Assim, começamos a ver essas marcas que repetiram fórmulas por décadas, preocupadas em apresentar produtos mais alinhados com os estilos praticados pelas diferentes comunidades. A camiseta branca básica, que antes tinha um único corte, agora é oversized, boxed, em algodão peruano, tecido tecnológico… A calça masculina que era só mais larga, agora é baggy, balloon, carpenter, chino. A primeira vez que vi uma calça da Dickies, eu não tinha grana para comprar e as lojas as quais tinha acesso ainda estavam na onda da skinny. Mesma coisa quando as calças de alfaiataria começaram a aparecer. Hoje, esse gap de tempo, tanto das tendências chegarem, quanto das lojas entregarem, diminuiu muito.

Marcas de fast fashion, ao ver que não teriam como competir com a Shein, escolheram mirar em outro lugar para tentar contornar a situação, sem necessariamente mudar de público. Com o crescimento de marcas nacionais, principalmente no streetwear, uma pessoa que antes aceitava comprar camisetas básicas na Hering, passou a valorizar o produto mais bem acabado de uma Class, Carnan ou Piet da vida. Atentas à isso, as lojas de departamento decidiram atualizar seus shapes e agora é só entrar na C&A para encontrar uma calça jeans com caimento similar ao da Pace, por exemplo. Não com a mesma qualidade, não com o mesmo acabamento ou material, mas visualmente bem parecida. As duas marcas, aliás, já colaboraram, o que para mim, só reforça esse desejo de ser um fast fashion com sabor high fashion.

C&A 🤝 Pace

Recentemente a Riachuelo anunciou um novo rebranding, o segundo em pouco mais de 10 anos, e claramente a nova identidade é inspirada em marcas de maior valor percebido. O produto talvez continue o mesmo, mas definitivamente ela não quer ser interpretada como igual a TEMU, nem com a Torra Torra, sabe? Na comunicação, essas marcas apostam em campanhas assinadas por fotógrafos que também clicam para as independentes e no PR, parcerias com influenciadores da moda. Até desfile tá rolando, e caso não tenha visto, a Renner lançou sua nova coleção com um desfile real e convidou nomes que geralmente são vistos nas semanas de moda de Milão, Paris ou Nova York.

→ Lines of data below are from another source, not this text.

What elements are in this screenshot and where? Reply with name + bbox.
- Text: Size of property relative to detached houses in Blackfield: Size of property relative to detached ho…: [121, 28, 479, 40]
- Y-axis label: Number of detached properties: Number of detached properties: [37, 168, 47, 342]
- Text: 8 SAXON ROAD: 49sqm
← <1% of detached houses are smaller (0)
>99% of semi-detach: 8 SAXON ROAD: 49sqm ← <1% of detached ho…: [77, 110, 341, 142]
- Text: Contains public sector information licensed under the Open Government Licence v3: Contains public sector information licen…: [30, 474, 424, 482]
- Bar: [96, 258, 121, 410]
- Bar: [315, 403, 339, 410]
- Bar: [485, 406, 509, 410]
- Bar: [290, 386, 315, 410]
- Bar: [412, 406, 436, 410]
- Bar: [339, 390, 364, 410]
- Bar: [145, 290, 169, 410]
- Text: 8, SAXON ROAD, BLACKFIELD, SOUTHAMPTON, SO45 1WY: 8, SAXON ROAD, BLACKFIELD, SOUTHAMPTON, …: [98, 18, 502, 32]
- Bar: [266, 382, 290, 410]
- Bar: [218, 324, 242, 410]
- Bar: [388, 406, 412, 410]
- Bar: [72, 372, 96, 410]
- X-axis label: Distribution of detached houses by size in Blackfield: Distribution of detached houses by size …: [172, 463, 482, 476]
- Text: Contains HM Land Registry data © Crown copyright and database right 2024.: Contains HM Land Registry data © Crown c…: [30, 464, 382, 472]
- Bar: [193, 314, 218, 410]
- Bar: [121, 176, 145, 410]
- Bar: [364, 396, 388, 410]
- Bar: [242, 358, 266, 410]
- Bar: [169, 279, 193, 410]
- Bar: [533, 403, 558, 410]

Como falei no começo do texto, isso não é caso único de marcas específicas e nem vem de agora. A Uniqlo, já nasceu com uma estética mais minimalista, com menos estampas e modelagens mais amplas. Corta para 2017 e eles lançam uma coleção com JW Anderson, que na época era diretor criativo da LOEWE. Anos antes, em 2012, ele já havia colaborado com a britânica Topshop e hoje o cara assina tudo que sai da Dior, e ainda tem tempo para contribuir com peças da marca japonesa.

Tudo isso me lembrou a campanha que fizeram para a coleção assinada por Karl Lagerfeld para a H&M, no distante ano de 2004, uma paródia sobre a visão das classes mais abastadas. Na época, discutiam se os clientes de luxo estavam dispostos a comprar peças assinadas de uma grande varejista, algo parecido com as questões levantadas com o anúncio da união entre Galliano e Zara. A resposta foi uma só: se você é barato, nada ajuda.

Nessa disputa por uma fatia cada vez maior do mercado, o fast fashion passou por uma dança das cadeiras, escancarando de vez a realidade do modelo de negócios, com as chinesas produzindo milhões de peças anualmente, e quem já estava na parada, quer ser lido de outra forma. Os materiais, fórmula de desenvolvimento, produção e venda continuam muito similares, mas a embalagem que embrulha tudo isso é mais refinada, limpa e até mais cara. Se o mercado vai abraçar isso, eu não sei, mas pela velocidade em que as peças do Jonathan Anderson para a Uniqlo esgotaram, eu diria que já foi.